Bad test score: Is Governor Bush fighting racism with racism?
Multiracial children have no box to check on the PSAT
Executive Director of Project RACE, Inc.
November/December 1999
When I watched our governor at his press conference announcing his One Florida Initiative I was stunned. Not because I’m for affirmative action based on race or sex, and not because I am against it. I was stunned by who I saw.
Standing right behind the Governor, smiling, was a man named Gaston Caperton, president of the College Board. Why was this man smiling? Because the Governor of Florida had just guaranteed that his organization would grow and prosper well into the new millennium in the name of fighting racism.
Our tax dollars are going to fund $1.6 million to ensure all 10th grade children take the Preliminary Scholastic Achievement Test (PSAT). A formal partnership will allow the College Board to “assist in identifying, motivating and better preparing students in low performing schools.” They will provide training to teachers in Florida’s D and F high schools. They will provide software for tracking performance. They have the blessing of our Governor.
I agree with all of it.
What I strongly object to is the College Board, which has recently shown its racist colors in our state. My son and other 10th grade high school students all over the country took the PSAT several weeks ago. My son faced the question on the test that asked for his race. He is multiracial and he had no options. He could not choose two boxes. Although the administrators of the test advised him to check “other,” he says he doesn’t care for a term that means “different from my peers.” He asked if he could leave it blank. He was told that leaving it blank might invalidate his test. No one was sure. So he wrote in his own bubble and called it “multiracial.” Multiracial children should not have to choose between the races of their parents when filling out a form that asks for their race and/or ethnicity.
A flurry of correspondence began between the school, the district office of the College Board their main office and myself. They finally assured us that my son’s test would not be invalidated for not specifying a race, yet it is not stated as an optional question—students are led to believe they must answer. School personnel who administer the test are not schooled in the procedure.
The correspondence that followed was like a boxing match with everyone punching and ducking. I have never been as insulted in my life as I was in those e-mails, as the College Board told me they were correct in acting just like the Clinton administration. They said they have to do what the Office of Management and Budget (OMB) does. That just isn’t true. They are not a government agency.
Before my own child ever got to high school, other parents shared with me that their teens were upset about the lack of a multiracial category on the PSAT, SAT and ACT tests. We contacted the ACT management and they added a category called “multiracial” with no problem; they did the right thing for multiracial kids. The College Board, which administers the PSAT and SAT flatly refused. No discussion. Meanwhile, nine states enabled children to classify themselves as multiracial. Most school districts in Florida have the option. Therefore, my children were born in a state with a multiracial classification (Michigan), spent most of their childhood in a state with a multiracial classification (Georgia), and then moved to Florida where they are multiracial on their school records and state tests. But not on tests given by the College Board.

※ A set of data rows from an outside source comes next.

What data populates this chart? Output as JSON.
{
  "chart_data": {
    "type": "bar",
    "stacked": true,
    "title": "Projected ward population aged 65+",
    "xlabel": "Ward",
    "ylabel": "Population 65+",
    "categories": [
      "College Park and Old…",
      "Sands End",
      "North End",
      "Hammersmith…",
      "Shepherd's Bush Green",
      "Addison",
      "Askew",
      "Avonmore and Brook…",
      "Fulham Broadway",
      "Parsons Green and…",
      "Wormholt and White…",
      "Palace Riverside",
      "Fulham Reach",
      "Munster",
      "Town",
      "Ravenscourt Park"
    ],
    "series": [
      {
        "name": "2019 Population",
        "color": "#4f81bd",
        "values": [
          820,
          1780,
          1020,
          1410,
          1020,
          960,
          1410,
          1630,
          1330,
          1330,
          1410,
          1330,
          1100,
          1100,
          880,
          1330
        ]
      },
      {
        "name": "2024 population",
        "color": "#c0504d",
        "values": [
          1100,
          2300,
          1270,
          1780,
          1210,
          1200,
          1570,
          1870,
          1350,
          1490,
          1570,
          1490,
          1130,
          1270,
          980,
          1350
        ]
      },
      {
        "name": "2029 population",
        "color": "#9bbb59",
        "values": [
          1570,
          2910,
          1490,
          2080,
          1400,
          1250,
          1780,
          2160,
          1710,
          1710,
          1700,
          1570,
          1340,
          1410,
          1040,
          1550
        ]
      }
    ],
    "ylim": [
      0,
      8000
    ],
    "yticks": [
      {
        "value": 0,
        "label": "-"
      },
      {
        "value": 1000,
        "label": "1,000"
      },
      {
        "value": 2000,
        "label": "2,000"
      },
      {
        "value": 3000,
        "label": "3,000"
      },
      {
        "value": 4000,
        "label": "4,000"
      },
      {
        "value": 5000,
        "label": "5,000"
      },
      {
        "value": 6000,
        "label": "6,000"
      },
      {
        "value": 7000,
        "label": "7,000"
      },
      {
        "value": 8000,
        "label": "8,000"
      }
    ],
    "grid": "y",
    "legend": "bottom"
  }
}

The College Board told me they are going to do what OMB told them to do, which is to allow children to check more than one racial category. They will not label the question as “optional.” They have until the year 2003, just like government agencies. They would not tell me how they are going to tabulate the responses for the children who check more than one box. Our children could be retrofitted back into one category for reporting purposes based on various configurations that the federal government has come up with thus far. Most likely they will be collapsed back in to the five main categories based on someone’s idea of what one race a biracial person should be. They miss the point completely. A separate multiracial category would improve the accuracy of their data.
The College Board is in the business of counting race and ethnicity but they shouldn’t be in the business of determining race. It even has “The College Board’s National Task Force on Minority High Achievement,” which found that black, Hispanic and Native American students don’t perform as well academically as white and Asian students, even if the socioeconomic data are the same. That’s the basis for Governor Bush’s contract with them.
I don’t know what led Jeb Bush to choose a partnership with the College Board. How can he promote diversity without recognizing multiracial students? Does he truly want to lead us into a world where race doesn’t matter if children are taught that they must always declare their race? I only hope he truly thought through the ramifications of such an alliance. I hope so for the sake of his own children, who had to choose the race of their white father or the ethnicity of their Hispanic mother on scholastic achievement tests.
Susan Graham is the mother of two multiracial children in Tallahassee and the president of Project RACE (Reclassify All Children Equally), a national organization advocating for the rights of multiracial and multiethnic children.